Gloria Dyc responds:
Here are two earlier versions of my piece which I fished out of my wastebasket. You may find them more palatable.
(1) After Plenty Coup and I sorted out the various standing and subcommittees for the next year’s Sun Dance, he became quiet and thoughtful. Finally he spoke. “John, I was wrong about you and your funny brown rice,” he said, emotion creeping into his voice. “I see now that all streams and rivers flow into One Source, white brother. Next year I’ll open my Sun Dance to all men, even white men.”
(2) Plenty Coup shook his fist at me, turned away, and then lunged at me, almost pushing me to the ground. Then I saw his shoulders heave with emotion; his voice cracked. “I need help,” he admitted. “I carry around the anger of a hundred years.”
“Yes,” I said softly.
“It’s not you. You didn’t steal my land, John,” he continued.
I nodded, stunned by this transformation, this bond of brotherhood, a true gift.
(Note: Plenty Coup becomes a leader in the men’s movement, bridging the gap between men of color and white radicals/liberals.)
P.S. Lighten up, Rick.
Backlash, I fear, is an affliction that will dog you all of your publishing days. I implore you — endure.
I can recall a childlike anticipation in waiting each month for my neighborhood bookseller to receive his two or three copies of The Sun, so I could be certain to arrive in time to purchase one.
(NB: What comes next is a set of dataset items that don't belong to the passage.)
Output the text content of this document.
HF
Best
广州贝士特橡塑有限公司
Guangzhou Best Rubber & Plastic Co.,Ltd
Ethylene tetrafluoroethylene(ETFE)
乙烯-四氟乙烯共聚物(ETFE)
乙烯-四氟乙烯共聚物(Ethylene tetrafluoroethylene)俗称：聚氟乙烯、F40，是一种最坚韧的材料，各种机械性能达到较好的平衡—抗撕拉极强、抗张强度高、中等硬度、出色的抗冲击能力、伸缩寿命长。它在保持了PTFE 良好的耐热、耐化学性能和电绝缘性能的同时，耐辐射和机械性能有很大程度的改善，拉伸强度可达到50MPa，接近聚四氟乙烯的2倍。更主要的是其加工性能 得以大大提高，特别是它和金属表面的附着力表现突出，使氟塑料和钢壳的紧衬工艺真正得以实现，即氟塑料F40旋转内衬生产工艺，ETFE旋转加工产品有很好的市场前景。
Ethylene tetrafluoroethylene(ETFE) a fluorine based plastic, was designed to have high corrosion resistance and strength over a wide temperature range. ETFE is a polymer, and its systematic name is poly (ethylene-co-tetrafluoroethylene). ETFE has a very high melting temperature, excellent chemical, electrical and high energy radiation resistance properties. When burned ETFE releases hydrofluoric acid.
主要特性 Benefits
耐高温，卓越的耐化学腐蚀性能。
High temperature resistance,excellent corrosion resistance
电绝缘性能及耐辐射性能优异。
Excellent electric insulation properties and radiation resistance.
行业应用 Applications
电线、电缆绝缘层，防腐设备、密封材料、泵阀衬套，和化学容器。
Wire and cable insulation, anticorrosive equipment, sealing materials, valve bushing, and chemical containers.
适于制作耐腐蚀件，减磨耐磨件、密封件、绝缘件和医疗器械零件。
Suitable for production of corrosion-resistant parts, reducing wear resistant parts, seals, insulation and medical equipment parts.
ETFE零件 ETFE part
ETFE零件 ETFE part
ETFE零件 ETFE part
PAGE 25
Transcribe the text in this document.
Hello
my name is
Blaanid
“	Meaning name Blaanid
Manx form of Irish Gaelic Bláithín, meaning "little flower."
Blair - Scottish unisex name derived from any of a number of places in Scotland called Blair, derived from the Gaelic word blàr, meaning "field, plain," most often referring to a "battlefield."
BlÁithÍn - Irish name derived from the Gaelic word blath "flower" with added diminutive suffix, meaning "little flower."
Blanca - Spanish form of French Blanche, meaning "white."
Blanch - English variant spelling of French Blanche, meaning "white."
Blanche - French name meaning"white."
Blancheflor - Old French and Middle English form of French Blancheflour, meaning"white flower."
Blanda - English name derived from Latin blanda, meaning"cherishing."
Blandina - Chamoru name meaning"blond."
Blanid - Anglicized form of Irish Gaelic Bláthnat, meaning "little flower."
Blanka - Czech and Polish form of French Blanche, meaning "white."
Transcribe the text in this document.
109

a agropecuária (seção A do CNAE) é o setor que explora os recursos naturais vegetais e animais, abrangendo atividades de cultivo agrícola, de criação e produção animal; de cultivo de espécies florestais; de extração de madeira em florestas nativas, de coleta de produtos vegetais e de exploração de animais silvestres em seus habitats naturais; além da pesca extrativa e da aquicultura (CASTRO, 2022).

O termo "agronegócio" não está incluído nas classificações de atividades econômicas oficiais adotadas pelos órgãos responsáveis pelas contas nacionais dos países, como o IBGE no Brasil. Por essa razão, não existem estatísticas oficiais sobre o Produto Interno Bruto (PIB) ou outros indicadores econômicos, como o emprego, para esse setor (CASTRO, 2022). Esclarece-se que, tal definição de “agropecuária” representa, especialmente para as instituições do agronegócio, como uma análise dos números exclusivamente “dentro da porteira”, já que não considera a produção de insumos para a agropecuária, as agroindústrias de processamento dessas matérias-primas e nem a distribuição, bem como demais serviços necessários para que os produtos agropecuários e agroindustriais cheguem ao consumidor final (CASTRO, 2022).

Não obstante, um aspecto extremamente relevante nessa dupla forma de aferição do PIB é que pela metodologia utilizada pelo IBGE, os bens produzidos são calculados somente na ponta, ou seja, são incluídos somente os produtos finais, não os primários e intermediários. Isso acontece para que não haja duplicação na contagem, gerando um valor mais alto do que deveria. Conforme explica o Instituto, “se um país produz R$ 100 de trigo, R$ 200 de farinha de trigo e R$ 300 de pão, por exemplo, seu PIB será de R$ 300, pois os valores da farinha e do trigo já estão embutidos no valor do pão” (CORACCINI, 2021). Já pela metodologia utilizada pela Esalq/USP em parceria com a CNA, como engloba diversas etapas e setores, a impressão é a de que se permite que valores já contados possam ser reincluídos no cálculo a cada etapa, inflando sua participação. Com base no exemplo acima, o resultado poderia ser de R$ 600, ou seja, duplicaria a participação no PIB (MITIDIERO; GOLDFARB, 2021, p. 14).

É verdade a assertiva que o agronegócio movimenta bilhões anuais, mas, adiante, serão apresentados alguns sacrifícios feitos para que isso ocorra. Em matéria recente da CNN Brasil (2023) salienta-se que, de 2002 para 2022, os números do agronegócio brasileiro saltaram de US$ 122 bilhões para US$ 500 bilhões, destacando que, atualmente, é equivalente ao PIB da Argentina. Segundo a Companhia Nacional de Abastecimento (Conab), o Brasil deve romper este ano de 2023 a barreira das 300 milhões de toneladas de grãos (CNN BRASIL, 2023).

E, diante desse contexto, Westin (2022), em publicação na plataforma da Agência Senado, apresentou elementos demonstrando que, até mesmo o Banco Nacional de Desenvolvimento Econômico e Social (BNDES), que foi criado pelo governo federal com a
After three months of worrying about missing the next issue, I subscribed.
That childlike anticipation, however, passed after the first couple of issues arrived at my home, for I sensed a change: a gloom descending. (Gee, this couldn’t have had something to do with global events and our collective consciousness, could it?) I remember feeling betrayed. Now I can see that this speaks more to the illusion I was carrying around — that wishful hoping for constant light. What folly to believe that Spirit, God, the Great resides only in the light. Is faith so feeble that it can only bear “the light of day”?
I, too, wrote one of “those” letters, outraged at the Camille Paglia piece [“The Myth of Sexual Liberation,” Issue 177]. Such verbal abuse I heaped upon you and her! (It didn’t get mailed.) Some of her opinions continue to disturb me. However, having resisted the impulse to discard her piece and the magazine, I reread it (and others) periodically. Investigation of my revulsion to what is written reveals ideas and truths hidden within me that, left unexamined, might surreptitiously inform my judgments and choices.
I value your magazine. I may not agree with, like, or enjoy all of what you offer in each issue. Some of it leaves me cold. (And I’m completely baffled by some of the criticism.) I trust that there’ll be another burst of brilliance that will appeal especially to me — a photograph, a poem, Sunbeams. And then, occasionally, I’ll get lucky and it will be an entire issue — like the August issue I just received. (Eli Bowen’s photographs are awesome.)